Dipl.-Ing. Günter Griesmayr
Dipl.-Ing. Günter Griesmayr
 

Gezielte Vermarktung der Ernte interessant

Das im Vergleich zum Vorjahr deutlich höhere Angebot darf aufgrund des allgemein steigenden Verbrauchs durchaus berechtigte Hoffnungen auf zufriedene Erlöse für die heurige Ernte machen.
„Vor allem die Vermarktung der schwächeren Qualitäten bei Weizen stellt eine Herausforderung für den Markt dar. Ziel ist weiterhin eine wertmäßig positive Handelsbilanz wodurch unter anderem höhere Bauernerlöse im Bereich der Qualitätsvermarktung erreicht werden“, so der Vorsitzende des Verwaltungsrates der AMA, ÖkR Franz Stefan Hautzinger.
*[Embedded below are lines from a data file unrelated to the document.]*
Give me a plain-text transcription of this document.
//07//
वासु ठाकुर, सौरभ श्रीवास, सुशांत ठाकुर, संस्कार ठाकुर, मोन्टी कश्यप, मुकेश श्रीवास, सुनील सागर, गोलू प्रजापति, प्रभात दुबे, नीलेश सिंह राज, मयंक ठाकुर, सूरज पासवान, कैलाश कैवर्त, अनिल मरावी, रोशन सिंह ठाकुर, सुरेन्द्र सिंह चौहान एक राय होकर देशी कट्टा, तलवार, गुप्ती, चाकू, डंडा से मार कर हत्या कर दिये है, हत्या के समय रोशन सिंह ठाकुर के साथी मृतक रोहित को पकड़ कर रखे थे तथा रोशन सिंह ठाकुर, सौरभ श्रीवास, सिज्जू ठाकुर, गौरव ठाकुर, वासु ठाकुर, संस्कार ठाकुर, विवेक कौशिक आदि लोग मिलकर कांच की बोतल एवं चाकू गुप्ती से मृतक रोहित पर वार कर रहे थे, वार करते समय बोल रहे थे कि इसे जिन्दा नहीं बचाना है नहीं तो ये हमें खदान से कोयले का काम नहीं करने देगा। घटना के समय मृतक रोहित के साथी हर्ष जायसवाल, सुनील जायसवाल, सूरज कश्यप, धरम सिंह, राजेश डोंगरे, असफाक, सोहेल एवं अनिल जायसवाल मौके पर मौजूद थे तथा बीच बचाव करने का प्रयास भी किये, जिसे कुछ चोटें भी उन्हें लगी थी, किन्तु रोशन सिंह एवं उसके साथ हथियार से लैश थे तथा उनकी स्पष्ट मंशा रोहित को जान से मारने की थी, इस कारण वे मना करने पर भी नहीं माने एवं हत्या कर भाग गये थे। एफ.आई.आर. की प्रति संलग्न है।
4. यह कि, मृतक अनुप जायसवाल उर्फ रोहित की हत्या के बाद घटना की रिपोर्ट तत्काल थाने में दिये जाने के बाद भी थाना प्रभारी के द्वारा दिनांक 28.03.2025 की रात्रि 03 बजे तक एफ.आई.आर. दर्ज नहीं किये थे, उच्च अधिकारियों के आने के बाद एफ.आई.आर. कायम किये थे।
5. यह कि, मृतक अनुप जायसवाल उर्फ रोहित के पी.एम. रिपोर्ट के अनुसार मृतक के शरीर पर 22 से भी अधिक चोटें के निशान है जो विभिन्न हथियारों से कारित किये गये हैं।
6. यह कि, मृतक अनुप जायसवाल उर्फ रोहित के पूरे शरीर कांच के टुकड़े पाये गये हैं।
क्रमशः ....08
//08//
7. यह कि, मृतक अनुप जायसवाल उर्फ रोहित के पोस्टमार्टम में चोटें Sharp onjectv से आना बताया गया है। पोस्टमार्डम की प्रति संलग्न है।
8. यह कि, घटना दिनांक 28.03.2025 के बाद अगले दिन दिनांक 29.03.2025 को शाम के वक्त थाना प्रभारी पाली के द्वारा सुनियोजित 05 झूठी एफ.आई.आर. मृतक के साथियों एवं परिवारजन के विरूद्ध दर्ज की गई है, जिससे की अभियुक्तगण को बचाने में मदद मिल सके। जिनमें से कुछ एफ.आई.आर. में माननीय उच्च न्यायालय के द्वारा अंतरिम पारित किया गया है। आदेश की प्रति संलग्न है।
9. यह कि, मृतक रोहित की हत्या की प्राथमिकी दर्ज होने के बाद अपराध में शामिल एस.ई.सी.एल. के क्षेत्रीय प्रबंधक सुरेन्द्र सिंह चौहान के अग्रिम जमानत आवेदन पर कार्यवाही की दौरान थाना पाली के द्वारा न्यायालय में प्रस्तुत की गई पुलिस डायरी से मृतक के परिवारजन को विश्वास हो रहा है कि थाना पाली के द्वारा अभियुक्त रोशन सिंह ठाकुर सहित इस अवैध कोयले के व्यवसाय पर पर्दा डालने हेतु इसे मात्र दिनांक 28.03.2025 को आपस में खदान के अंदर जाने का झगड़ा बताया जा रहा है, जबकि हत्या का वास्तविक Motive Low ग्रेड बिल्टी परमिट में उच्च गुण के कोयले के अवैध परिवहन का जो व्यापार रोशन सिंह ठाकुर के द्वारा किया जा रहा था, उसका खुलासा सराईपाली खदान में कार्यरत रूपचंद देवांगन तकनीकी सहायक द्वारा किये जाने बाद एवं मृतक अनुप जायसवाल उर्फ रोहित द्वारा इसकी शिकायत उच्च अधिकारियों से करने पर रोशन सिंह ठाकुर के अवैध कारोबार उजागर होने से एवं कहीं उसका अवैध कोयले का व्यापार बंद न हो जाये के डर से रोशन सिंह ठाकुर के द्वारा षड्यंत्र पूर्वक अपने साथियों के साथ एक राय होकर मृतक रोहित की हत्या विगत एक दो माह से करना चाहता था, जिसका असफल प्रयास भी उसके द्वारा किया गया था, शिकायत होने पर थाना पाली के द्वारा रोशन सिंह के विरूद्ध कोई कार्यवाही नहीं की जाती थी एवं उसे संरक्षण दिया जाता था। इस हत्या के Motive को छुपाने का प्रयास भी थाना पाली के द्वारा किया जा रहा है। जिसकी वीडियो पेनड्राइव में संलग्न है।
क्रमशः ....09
Markt benötigt zusätzliche Mengen – jeder ha wird gebraucht

Die in den letzten Jahren geschaffenen alternativen Verarbeitungswege sind für den österreichischen Getreidemarkt ein nicht mehr wegzudenkender Faktor. Ab 2013 entsteht weiterer Bedarf durch die geplante Inbetriebnahme einer Stärkefabrik mit einer jährlichen geplanten Verarbeitungskapazität von 250.000 Tonnen Weizen.
Trotz dieser neuen Vermarktungschancen stellt ÖkR Hautzinger klar: „Für die Landwirtschaft hat sich die Prioritätenliste nicht geändert – zuerst Lebensmittel, dann die Futtermittel und zuletzt die Belieferung des Energiebereiches.“

Vom Nettoexporteur zum Nettoimporteur

Österreich hat in den letzten fünf Jahren die Inlandsvermarktung von Getreide um 50 % gesteigert. Waren es im Zeitraum 2007/2008 noch rund 2 Mio. Tonnen, so werden es im Zeitraum 2011/2012 bereits rund 3 Mio. Tonnen sein. Grund dafür sind die gesteigerten Verarbeitungskapazitäten der letzten Jahre. Der erhöhte Inlandsverbrauch hat unter anderem zur Folge, dass Österreich auf dem Weg von einem Nettoexporteur zu einem Nettoimporteur ist.
„Nur so gute Ernten wie heuer lassen Österreich ausgeglichen bilanzieren. Solange Zentraleuropa eine bedeutende Überschussregion darstellt, ist die Versorgung Österreichs mit Getreide gesichert und kann weiterhin die traditionellen Exportmärkte mit Qualitätsgetreide bedienen“, hält ÖkR Hautzinger fest. 
Präsident ÖkR Franz Stefan Hautzinger
Präsident ÖkR Franz Stefan Hautzinger
 

Weltmarkt: Rekordernte und Rekordverbrauch prognostiziert

„Nicht nur in Österreich sind die Erntemengen höher als erwartet, auch EU-weit wird eine höhere Ernte eingefahren. Zuletzt hat der Internationale Getreiderat (IGC) in London die Weltgetreideernte um 9 Mio. Tonnen auf den Rekordwert von 1,817 Mrd. Tonnen revidiert. Da der Verbrauchszuwachs aber rasanter eingeschätzt wird und 1,829 Mrd. Tonnen erreicht, werden die globalen Getreidereserven einen weiteren Abbau erfahren“, berichtet Christian Gessl, Abteilungsleiter für Marktordnungen und Marktberichte.
Noch ist in weiten Teilen Europas die Ernte nicht abgeschlossen, in Frankreich und Deutschland ist die Ernte auch witterungsbedingt unterbrochen.
Spannend wird die zukünftige Vermarktungssaison, vor allem auf Grund des Comebacks Russlands als Getreideexporteur nach einjähriger Pause. Hier zeichnet sich eine aggressive Exportpolitik aus der Schwarzmeer-Region ab. Damit erwächst wieder ein namhafter Konkurrent der EU auf den begehrten Exportmärkten.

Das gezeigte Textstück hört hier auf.